|Dr. Steven Holbrook with some of his insturments for geophysics.|
Dr. Holbrook is a geophysicist at UW who uses seismic waves to see inside the earth. “My specialty is making images of the physical properties inside the earth,” Dr. Holbrook says. For the past twenty years, Dr. Holbrook has focused on marine seismology. In the ocean, sound waves are sent out and the way they bounce off the surface is recorded then turned into an image. These images look a lot like a road cut with layers stacked on top of each other.
“This EPSCoR project is a departure for me because mostly I’ve done marine seismology, but I am excited about this project,” Dr. Holbrook says. “I think that there is a lot of good science to be done that needs geophysics. The whole purpose of our project is to use geophysical imaging, not just seismometers, but electrical imaging, and magnetic and radar techniques to make images of the shallow subsurface that will help link surface hydrology of rivers to ground water hydrology.”
The $20million EPSCoR grant the University of Wyoming received in July was exactly the opportunity Dr. Holbrook was looking for to reinvent his research interests. The grant is focused on understanding near-surface and subsurface geology in Wyoming in order to determine the path water takes from the moment it lands on the ground until it ends up in streams, reservoirs and lakes.
“I like taking undergraduate students out on cruises but I only have a cruise every three years, it’s really expensive and I could only take three or four students out,” Dr. Holbrook says. “I wasn’t reaching a lot of students that way. This way, with near surface geology and the EPSCoR grant, it’s so easy. Now we have equipment, we have all these study areas right next door and Wyoming has important scientific issues concerning water that matter to people.”
Understanding how and where water ends up has important ramifications for water use in Wyoming and the surrounding states for which Wyoming is the headwater region. The water system is complex, however, and creating a clear picture of the system requires the collaboration of multiple scientific fields.
"The project is fun because it’s interdisciplinary,” Dr. Holbrook says. “I’m working with people that I had never met before we started this project and they’re all from different disciplines. Now we’re working together closely and I have to stretch myself. I have to think about ecology, plant physiology, evapotranspiration and things that I have very little idea about, but I’m learning and that’s fun!”

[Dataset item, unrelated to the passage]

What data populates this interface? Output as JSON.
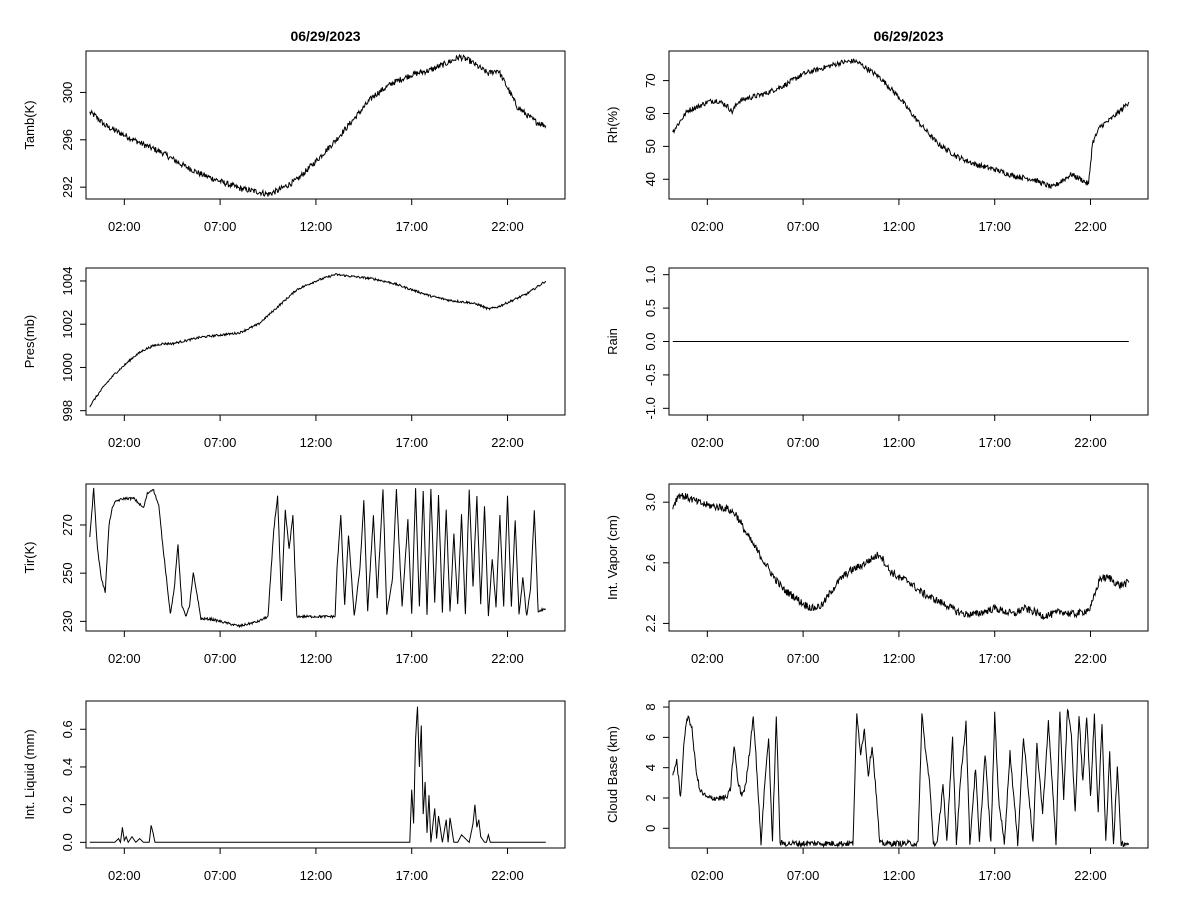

The collaborative aspect of the project is essential, because the research conducted by Dr. Holbrook and the scientists on the grant will complete a more complete picture of each research site.
“One of the most fascinating parts of the project so far is trying to decide on our focus sites,” Dr. Holbrook says. “We’re taking field trips as a team to determine each site. We have people from three different colleges and six different departments out in the field together. When we get to a site, we all get out and take turns describing what we see. Everybody sees something different.”
Dr. Holbrook, for instance, notices the geology, the outcrops of rock and what that might mean for the subsurface. Once the scientists decide on the site, Dr. Holbrook will use geophysical techniques to study the near-surface, or upper 100-200 meters beneath the ground.
“That’s deeper than you could dig a ditch, which is why you need geophysics,” Dr. Holbrook says. “The only way to figure out what is going on at those depths is to drill a hole, which is expensive and only tells you about what’s happening right at that one diameter, or you can use geophysics which gives you a larger picture of the area. Ideally, you do both.”
The collaborative nature of the project and the focus on geophysics will provide great opportunities for students at UW, especially because all of the equipment for the project is portable. The mobility of the equipment ensures that it can be used across the state at various research sites and that it is accessible to many people.
“It’s good for the students,” Dr. Holbrook says. “The equipment for the project will be heavily used for both education and research. We’re going to use this equipment to get undergraduate students exposed to geophysics earlier and we’re going to develop a new summer field course that brings together hydrology, geophysics and ecology.”
Not only will the WyCEHG equipment be used by students in the classroom, it will also be used by students working on the grant. Over the five year duration of the grant, between twenty and thirty graduate students will be supported along with twelve post-doctoral students and seventy to eighty undergraduates. The projects that students will work on are still being decided. Student involvement on the project is key to the grant. It will expose students to the collaborative, interdisciplinary aspect of science, and to the varied fields that are concerned with water and the environment.
“That’s a connection we’d really like to make,” Dr. Holbrook says.
Time flies when you’re having fun, and it has flown. The proposal for WyCEHG was sent to the National Science Foundation (NSF) less than a year ago. Seven months later, UW had $20 million to work with. At times for Dr. Holbrook, it’s hard to believe that all of this is real.
"I’m really still in the pinching-myself phase. I can’t believe it’s only been fifteen months since I started on the proposal and here we have a project really getting started,” Dr. Holbrook says. “It really feels like something that’s going to matter. We’re going to set something up that’s going to last.”